Валентина повернула в сторону большого моста через реку. На самой его середине остановилась, перегнулась через чугунные перила. Старая речка тихо несла свои воды, в которых просматривались тени ветвистых ив. На этих берегах когда-то ходили ее деды и прадеды. Вот бы о чем написать! Само это созерцание нашептывало ей сюжет будущей статьи. Ведь это ее родина, земля предков! В ней есть что-то магическое, тебя тянет сюда помимо воли, тянет, даже если никогда здесь не был. Теперь Валентина начала понимать живших за рубежом русских писателей. Как они стремились в родные места! Хотелось землю русскую целовать. Самая убогая деревенька становилась центром мироздания. Девушка оборвала свой душевный монолог. Ее родина — СССР, конкретно — Москва. Там построено самое совершенное общество на свете. И опять эти проклятые сомнения. Какая разница между той и этой родиной! Разница даже не в одежде, не в поведении людей, а в их глазах! У советских людей там — страх. Они глядят с подозрением, опаской, чтобы случайно не напороться на очередного врага народа. В Российской Империи смотрят просто и открыто, как и должен смотреть человек. «Мы — не рабы, рабы — не мы», — вспомнила Репринцева любимый советский афоризм. «Рабы, самые настоящие рабы! Подойти к этим людям, заговори на любую тему — о добре, любви, человеческом счастье, и услышишь в ответ дежурные фразы. Добро обязательно должно проявиться в ненависти к врагам отчизны, любовь, прежде всего, к. дорогому товарищу Сталину, счастье — в построении светлого будущего».

У Валентины кружилась голова, уже не от воздуха свободы, а от страха. В своих мыслях она перешла дозволенную черту. А теперь. она может ляпнуть это вслух. Обязательно ляпнет, такой уж характер! И что тогда?

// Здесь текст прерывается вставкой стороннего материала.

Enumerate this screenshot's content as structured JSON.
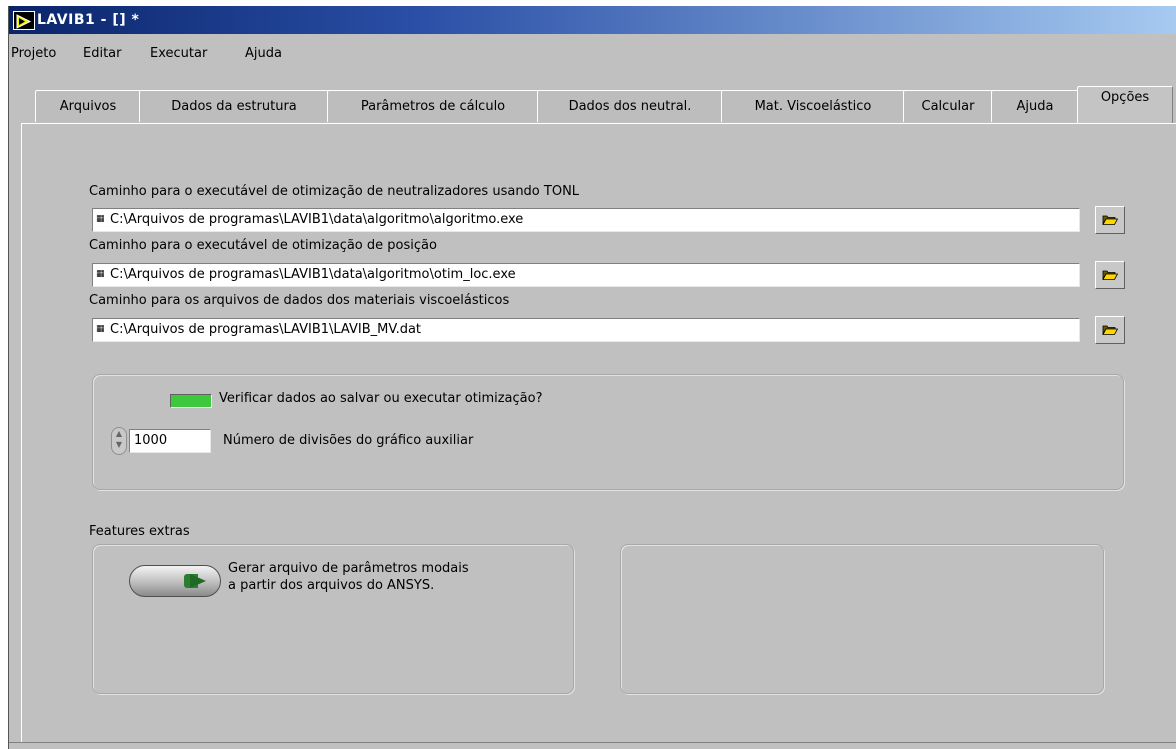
{
  "window": {
    "title": "LAVIB1 - [] *",
    "icon": "labview-run-icon"
  },
  "menubar": {
    "items": [
      "Projeto",
      "Editar",
      "Executar",
      "Ajuda"
    ]
  },
  "tabs": {
    "items": [
      "Arquivos",
      "Dados da estrutura",
      "Parâmetros de cálculo",
      "Dados dos neutral.",
      "Mat. Viscoelástico",
      "Calcular",
      "Ajuda",
      "Opções"
    ],
    "active": "Opções"
  },
  "paths": [
    {
      "label": "Caminho para o executável de otimização de neutralizadores usando TONL",
      "value": "C:\\Arquivos de programas\\LAVIB1\\data\\algoritmo\\algoritmo.exe"
    },
    {
      "label": "Caminho para o executável de otimização de posição",
      "value": "C:\\Arquivos de programas\\LAVIB1\\data\\algoritmo\\otim_loc.exe"
    },
    {
      "label": "Caminho para os arquivos de dados dos materiais viscoelásticos",
      "value": "C:\\Arquivos de programas\\LAVIB1\\LAVIB_MV.dat"
    }
  ],
  "settings": {
    "verify_label": "Verificar dados ao salvar ou executar otimização?",
    "verify_on": true,
    "divisions_value": "1000",
    "divisions_label": "Número de divisões do gráfico auxiliar"
  },
  "features": {
    "title": "Features extras",
    "ansys_line1": "Gerar arquivo de parâmetros modais",
    "ansys_line2": "a partir dos arquivos do ANSYS."
  },
  "colors": {
    "title_start": "#0a246a",
    "title_end": "#a6caf0",
    "panel": "#c0c0c0",
    "led_on": "#3ec83e"
  }
}
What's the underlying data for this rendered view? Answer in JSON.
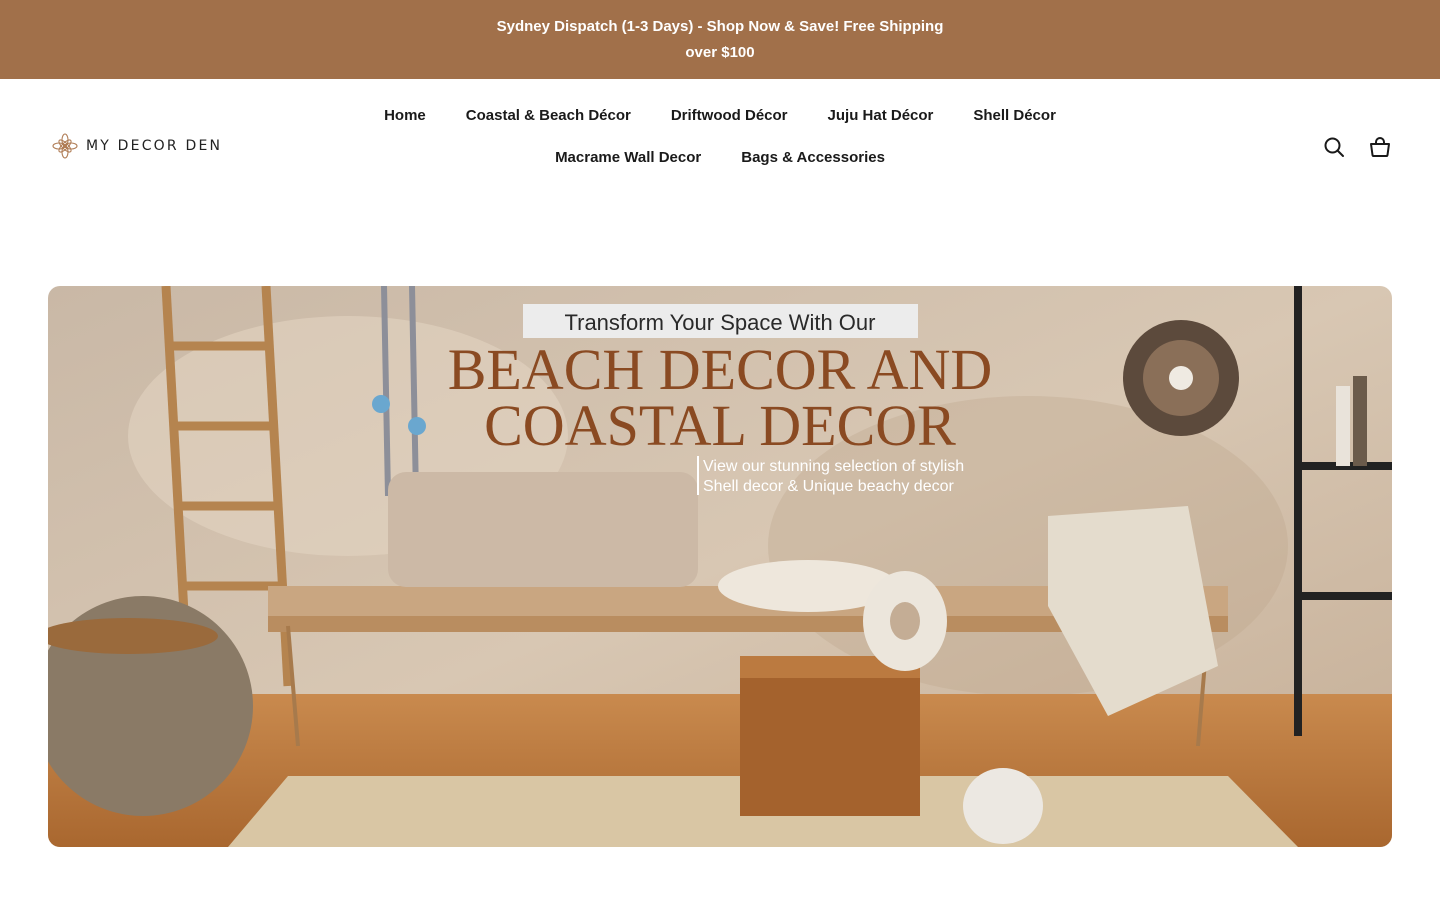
{
  "announcement": {
    "text": "Sydney Dispatch (1-3 Days) - Shop Now & Save! Free Shipping over $100"
  },
  "header": {
    "logo_text": "MY DECOR DEN",
    "nav": [
      {
        "label": "Home"
      },
      {
        "label": "Coastal & Beach Décor"
      },
      {
        "label": "Driftwood Décor"
      },
      {
        "label": "Juju Hat Décor"
      },
      {
        "label": "Shell Décor"
      },
      {
        "label": "Macrame Wall Decor"
      },
      {
        "label": "Bags & Accessories"
      }
    ],
    "icons": [
      "search-icon",
      "cart-icon"
    ]
  },
  "hero": {
    "tagline": "Transform Your Space With Our",
    "title_line1": "BEACH DECOR AND",
    "title_line2": "COASTAL DECOR",
    "sub_line1": "View our stunning selection of stylish",
    "sub_line2": "Shell decor & Unique beachy decor"
  },
  "colors": {
    "announcement_bg": "#a1704a",
    "hero_title": "#8a4a22"
  }
}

Арестованный добрый дядя Ваня тоже ляпнул лишнее. Еще шесть лет назад Валя подслушала его разговор с отцом.

— Знаешь, Алеша, — сказал дядя Ваня. — Москве скоро придет конец. Русских становится все меньше, сколько их сбегает на Юг, в Империю. Все заселяется чужаками, тем предоставляются работа, должности. Скоро уже нас совсем вытеснят.

Валя тогда не поняла: почему русские бегут? Как можно бежать из аналога рая на земле? Теперь ее душа немного прозревает.

А что дальше? Через несколько дней придется в этот «рай» возвращаться. Там ей припомнят многое: любовь к обычаям казаков, модное платье и, конечно же, бегство из гостиницы. Остается один выход: написать им нужную статью о тяжелой жизни местного пролетария.

Но не того пролетария, которого приведет Андрей. Зачем ей какой-нибудь лодырь, пьяница или просто подсадная утка? А иного и не будет! Нет, она сама подберет человека.

Репринцева шла по городу, отыскивая нужного клиента. Как назло ни одного трагического лица. И вдруг. «Есть! Нашла!»

Показалась женщина с бледным лицом, заплаканными глазами. Валентина без промедления подошла к ней:

— Простите, что вмешиваюсь, вижу у вас неприятности или даже беда. Не могу ли чем помочь?

— Спасибо, девушка, — горько произнесла женщина, — но помочь мне вряд ли кто сможет.

— Я журналист. Напишем о ваших проблемах, подключим общественность.

— Журналист? — перебила женщина и горе на лице сменилось злобой. — Напишите про этого упыря!

— У вас есть упыри?

— Есть. Гришкой зовут. И я его вам представлю. Десять лет сосал из меня кровушку.

— Я об упырях не пишу, но тема для меня. интересная.